DataDog / integrations-core

Core integrations of the Datadog Agent
BSD 3-Clause "New" or "Revised" License
914 stars 1.39k forks source link

postgres: wrong db tags since 7.48.0 #16111

Open sileht opened 10 months ago

sileht commented 10 months ago

Additional environment details (Operating System, Cloud provider, etc):

Heroku

Steps to reproduce the issue:

Our Postgres server has two databases, db_one and db_two.

Here is our Postgres configuration file, to monitor db_one:

init_config:

instances:
  - host: xxxxxx
    port: 5432
    username: xxxx
    password: xxxx
    dbname: db_one
    dbm: true
    ssl: allow
    query_samples:
      explain_parameterized_queries: false
    custom_queries:
      - metric_prefix: xxxx.db
        query: "SELECT count(*) FROM \"user\""
        columns:
          - name: users.count

Describe the results you received:

Since 7.48.0, our xxx.db.users.count is alternatively tagged withdb: db_one, then db: db_two,db_one, ...
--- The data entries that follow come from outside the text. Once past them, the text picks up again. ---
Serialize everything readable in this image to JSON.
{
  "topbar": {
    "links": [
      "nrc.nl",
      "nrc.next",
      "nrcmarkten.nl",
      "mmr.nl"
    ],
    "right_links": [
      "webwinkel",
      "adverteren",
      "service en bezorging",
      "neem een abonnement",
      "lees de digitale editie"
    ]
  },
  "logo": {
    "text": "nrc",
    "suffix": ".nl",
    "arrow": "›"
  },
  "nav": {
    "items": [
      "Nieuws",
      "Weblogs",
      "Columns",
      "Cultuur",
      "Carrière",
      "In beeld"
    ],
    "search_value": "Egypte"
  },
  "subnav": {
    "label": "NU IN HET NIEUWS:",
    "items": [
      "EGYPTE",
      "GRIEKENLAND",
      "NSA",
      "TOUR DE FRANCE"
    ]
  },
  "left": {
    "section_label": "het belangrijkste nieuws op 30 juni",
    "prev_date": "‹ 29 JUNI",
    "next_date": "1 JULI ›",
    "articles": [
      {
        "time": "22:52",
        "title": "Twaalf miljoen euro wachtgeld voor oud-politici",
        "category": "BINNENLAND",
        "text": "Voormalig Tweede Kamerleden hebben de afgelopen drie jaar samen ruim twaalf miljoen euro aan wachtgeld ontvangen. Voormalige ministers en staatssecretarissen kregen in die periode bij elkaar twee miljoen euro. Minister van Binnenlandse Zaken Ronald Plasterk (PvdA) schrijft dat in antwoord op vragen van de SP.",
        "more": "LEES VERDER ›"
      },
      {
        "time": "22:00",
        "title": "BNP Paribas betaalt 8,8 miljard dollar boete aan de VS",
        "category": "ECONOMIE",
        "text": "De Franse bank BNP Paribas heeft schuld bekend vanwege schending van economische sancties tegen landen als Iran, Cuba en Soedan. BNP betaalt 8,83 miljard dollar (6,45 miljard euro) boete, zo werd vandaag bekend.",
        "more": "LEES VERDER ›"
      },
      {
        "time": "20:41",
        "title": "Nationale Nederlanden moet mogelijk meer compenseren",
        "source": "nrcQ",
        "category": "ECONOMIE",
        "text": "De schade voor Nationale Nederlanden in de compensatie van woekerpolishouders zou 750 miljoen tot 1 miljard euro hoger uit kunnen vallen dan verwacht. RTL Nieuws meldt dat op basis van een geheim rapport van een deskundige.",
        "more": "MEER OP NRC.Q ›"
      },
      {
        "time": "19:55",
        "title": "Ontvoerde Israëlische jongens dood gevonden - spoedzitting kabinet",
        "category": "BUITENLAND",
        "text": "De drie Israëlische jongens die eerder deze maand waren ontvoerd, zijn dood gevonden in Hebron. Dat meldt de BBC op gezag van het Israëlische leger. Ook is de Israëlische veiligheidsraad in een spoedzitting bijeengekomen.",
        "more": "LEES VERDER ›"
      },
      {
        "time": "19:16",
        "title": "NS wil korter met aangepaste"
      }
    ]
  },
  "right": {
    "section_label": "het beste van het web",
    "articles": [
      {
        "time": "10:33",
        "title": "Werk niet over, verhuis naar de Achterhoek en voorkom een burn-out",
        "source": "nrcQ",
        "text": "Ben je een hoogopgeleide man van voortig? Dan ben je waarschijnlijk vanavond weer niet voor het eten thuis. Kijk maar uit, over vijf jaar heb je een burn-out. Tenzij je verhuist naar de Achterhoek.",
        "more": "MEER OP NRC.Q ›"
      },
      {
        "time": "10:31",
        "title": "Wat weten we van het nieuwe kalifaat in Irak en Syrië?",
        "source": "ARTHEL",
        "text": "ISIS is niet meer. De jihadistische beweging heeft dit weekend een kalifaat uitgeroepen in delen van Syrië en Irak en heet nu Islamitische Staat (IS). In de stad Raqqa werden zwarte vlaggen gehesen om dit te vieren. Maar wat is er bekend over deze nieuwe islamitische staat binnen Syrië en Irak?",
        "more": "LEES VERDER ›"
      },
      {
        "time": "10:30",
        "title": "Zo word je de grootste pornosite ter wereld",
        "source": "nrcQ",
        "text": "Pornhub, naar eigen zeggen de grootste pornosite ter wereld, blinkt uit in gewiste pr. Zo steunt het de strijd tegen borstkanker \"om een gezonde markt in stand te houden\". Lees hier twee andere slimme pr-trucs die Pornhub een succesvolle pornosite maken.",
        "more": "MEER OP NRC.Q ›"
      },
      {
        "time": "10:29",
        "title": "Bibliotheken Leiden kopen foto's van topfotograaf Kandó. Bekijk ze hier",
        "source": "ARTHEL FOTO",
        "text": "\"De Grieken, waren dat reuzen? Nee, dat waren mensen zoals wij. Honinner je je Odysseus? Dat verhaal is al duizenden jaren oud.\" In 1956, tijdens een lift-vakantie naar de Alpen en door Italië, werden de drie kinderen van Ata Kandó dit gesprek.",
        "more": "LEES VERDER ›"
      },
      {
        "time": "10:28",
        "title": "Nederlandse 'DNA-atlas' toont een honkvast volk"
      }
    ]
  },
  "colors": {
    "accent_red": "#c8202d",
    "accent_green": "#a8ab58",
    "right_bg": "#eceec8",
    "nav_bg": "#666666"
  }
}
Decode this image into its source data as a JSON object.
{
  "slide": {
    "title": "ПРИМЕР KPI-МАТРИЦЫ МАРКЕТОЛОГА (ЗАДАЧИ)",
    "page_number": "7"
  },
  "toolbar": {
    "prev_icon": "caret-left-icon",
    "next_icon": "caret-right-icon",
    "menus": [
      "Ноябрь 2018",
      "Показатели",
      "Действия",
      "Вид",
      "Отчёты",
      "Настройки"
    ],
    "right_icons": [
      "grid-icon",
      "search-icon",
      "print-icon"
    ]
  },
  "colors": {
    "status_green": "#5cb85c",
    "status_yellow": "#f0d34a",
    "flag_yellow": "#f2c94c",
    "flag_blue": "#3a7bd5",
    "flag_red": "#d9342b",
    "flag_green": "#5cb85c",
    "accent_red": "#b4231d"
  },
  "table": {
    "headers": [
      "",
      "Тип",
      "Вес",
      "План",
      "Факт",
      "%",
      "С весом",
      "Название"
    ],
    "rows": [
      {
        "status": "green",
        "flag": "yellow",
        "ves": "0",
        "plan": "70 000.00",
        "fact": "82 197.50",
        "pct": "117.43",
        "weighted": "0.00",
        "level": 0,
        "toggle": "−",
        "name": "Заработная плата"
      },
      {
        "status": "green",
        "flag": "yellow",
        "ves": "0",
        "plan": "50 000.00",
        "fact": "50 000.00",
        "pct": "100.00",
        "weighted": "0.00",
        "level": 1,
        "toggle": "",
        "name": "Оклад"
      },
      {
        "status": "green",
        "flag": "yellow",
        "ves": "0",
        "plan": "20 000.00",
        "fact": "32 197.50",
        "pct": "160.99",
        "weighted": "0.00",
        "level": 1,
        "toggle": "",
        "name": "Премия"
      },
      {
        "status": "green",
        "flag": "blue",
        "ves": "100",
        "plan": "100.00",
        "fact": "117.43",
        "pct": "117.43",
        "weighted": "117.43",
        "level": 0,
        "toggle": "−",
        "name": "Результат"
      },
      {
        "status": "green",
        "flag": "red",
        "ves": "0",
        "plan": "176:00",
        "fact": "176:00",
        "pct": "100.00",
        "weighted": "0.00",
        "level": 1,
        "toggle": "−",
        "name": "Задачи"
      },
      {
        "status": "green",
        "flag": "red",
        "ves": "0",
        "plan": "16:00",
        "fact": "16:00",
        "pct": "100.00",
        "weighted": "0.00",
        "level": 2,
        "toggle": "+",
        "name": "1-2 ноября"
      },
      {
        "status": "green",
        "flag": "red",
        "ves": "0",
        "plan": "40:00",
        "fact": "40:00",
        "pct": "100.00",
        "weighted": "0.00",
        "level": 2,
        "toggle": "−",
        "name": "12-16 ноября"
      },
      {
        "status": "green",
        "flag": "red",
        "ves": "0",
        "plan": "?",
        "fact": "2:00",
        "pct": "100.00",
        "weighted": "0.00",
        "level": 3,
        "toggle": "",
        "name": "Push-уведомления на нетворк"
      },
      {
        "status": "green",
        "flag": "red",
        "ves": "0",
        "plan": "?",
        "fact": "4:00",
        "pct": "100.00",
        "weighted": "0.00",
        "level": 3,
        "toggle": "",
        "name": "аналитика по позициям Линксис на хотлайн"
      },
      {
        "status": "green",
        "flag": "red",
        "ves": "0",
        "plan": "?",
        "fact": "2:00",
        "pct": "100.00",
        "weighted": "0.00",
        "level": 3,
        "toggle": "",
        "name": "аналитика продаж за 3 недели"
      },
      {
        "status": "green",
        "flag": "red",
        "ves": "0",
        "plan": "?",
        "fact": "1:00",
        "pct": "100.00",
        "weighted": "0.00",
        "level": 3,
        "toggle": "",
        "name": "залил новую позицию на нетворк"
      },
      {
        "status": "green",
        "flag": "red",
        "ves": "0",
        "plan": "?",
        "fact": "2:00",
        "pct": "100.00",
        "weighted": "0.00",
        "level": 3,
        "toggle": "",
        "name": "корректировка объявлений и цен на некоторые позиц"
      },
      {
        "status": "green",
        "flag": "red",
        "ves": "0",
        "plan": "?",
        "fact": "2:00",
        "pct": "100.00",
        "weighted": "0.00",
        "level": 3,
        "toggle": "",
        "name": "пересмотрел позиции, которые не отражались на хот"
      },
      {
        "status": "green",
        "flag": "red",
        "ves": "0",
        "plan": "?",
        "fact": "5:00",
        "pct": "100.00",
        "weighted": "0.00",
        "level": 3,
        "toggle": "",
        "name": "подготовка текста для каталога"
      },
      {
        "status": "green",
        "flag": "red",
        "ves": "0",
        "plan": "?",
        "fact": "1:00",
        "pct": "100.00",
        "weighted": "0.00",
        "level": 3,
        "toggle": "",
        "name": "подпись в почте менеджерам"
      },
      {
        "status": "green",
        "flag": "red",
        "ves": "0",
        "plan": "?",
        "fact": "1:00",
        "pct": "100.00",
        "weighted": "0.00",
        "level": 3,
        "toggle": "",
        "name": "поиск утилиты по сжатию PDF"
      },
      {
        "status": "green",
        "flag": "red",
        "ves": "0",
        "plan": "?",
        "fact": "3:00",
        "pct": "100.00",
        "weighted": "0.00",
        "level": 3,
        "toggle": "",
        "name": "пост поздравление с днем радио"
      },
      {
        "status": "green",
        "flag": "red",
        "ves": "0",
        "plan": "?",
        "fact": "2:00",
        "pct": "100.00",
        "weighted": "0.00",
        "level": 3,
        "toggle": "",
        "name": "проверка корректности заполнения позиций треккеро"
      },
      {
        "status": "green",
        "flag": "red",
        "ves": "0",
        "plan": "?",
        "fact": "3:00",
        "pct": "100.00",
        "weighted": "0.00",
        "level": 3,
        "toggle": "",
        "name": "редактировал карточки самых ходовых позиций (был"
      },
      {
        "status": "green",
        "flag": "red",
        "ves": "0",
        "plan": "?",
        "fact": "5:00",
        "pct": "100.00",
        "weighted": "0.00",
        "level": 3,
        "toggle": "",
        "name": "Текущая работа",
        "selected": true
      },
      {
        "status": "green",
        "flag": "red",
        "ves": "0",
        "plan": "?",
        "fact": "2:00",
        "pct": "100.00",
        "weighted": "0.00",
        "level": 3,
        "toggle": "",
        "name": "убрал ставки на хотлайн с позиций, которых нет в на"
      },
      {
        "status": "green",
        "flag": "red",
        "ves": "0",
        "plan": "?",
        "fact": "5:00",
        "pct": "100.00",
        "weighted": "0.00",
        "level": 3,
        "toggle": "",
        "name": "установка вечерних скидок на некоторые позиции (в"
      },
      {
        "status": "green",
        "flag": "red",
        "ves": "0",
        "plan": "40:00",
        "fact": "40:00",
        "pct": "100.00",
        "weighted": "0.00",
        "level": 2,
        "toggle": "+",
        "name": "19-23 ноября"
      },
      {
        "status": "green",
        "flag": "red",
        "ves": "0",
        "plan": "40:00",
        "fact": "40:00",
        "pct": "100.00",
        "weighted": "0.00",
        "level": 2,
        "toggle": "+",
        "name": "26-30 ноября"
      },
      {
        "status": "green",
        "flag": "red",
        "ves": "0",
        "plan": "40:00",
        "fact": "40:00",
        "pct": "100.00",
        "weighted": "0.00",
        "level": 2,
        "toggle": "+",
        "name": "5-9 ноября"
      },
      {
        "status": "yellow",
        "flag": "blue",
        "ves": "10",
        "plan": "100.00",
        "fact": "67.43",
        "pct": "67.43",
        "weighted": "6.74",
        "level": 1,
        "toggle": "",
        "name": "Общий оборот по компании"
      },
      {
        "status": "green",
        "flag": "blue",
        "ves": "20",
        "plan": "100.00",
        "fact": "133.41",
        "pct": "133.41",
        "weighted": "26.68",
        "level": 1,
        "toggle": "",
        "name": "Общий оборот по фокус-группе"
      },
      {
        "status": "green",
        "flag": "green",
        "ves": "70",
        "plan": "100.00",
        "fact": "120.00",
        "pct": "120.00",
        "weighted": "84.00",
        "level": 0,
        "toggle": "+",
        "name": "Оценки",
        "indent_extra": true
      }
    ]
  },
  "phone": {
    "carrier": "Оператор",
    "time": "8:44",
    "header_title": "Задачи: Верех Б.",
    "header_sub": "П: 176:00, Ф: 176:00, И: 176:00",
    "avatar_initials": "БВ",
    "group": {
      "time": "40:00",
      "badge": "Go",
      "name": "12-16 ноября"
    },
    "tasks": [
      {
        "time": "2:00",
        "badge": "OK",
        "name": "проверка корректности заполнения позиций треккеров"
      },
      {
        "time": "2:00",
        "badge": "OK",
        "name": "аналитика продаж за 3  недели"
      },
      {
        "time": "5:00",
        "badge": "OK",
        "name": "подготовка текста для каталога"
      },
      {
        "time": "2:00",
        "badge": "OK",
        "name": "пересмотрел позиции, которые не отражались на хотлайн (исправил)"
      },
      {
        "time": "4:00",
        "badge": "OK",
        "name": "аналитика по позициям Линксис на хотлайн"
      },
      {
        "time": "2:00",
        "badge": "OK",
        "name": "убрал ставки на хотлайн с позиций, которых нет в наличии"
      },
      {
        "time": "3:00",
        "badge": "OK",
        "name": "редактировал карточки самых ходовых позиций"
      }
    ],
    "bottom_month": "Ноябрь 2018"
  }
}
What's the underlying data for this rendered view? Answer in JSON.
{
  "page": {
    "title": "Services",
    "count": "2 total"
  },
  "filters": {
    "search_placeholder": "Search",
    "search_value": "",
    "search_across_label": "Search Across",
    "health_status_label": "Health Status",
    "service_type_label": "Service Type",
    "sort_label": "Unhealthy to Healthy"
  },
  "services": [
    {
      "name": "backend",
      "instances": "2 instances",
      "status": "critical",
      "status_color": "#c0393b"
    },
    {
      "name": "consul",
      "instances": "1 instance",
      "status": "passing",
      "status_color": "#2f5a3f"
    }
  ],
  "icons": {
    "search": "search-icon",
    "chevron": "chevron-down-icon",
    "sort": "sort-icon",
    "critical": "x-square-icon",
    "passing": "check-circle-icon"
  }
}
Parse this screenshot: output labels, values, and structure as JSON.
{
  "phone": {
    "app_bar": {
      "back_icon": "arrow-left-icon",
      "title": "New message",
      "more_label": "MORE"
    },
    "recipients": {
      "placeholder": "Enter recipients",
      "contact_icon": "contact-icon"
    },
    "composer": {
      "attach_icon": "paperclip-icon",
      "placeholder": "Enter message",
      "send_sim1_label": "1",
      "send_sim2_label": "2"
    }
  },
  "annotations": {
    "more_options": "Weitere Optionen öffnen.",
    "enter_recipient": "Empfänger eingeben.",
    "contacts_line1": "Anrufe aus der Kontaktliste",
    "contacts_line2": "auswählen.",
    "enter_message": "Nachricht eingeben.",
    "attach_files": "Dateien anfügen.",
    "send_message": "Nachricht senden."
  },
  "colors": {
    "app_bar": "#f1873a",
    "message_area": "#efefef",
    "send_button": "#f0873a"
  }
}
Fallback to 7.47.1 solves the issue.

Describe the results you expected:

Since this is a custom_queries and dbname: is set we expected all our db tags of all custom_queries to be onlydb: db_one

Additional information you deem important (e.g. issue happens only occasionally):

The coma inside the tag looks suspicious.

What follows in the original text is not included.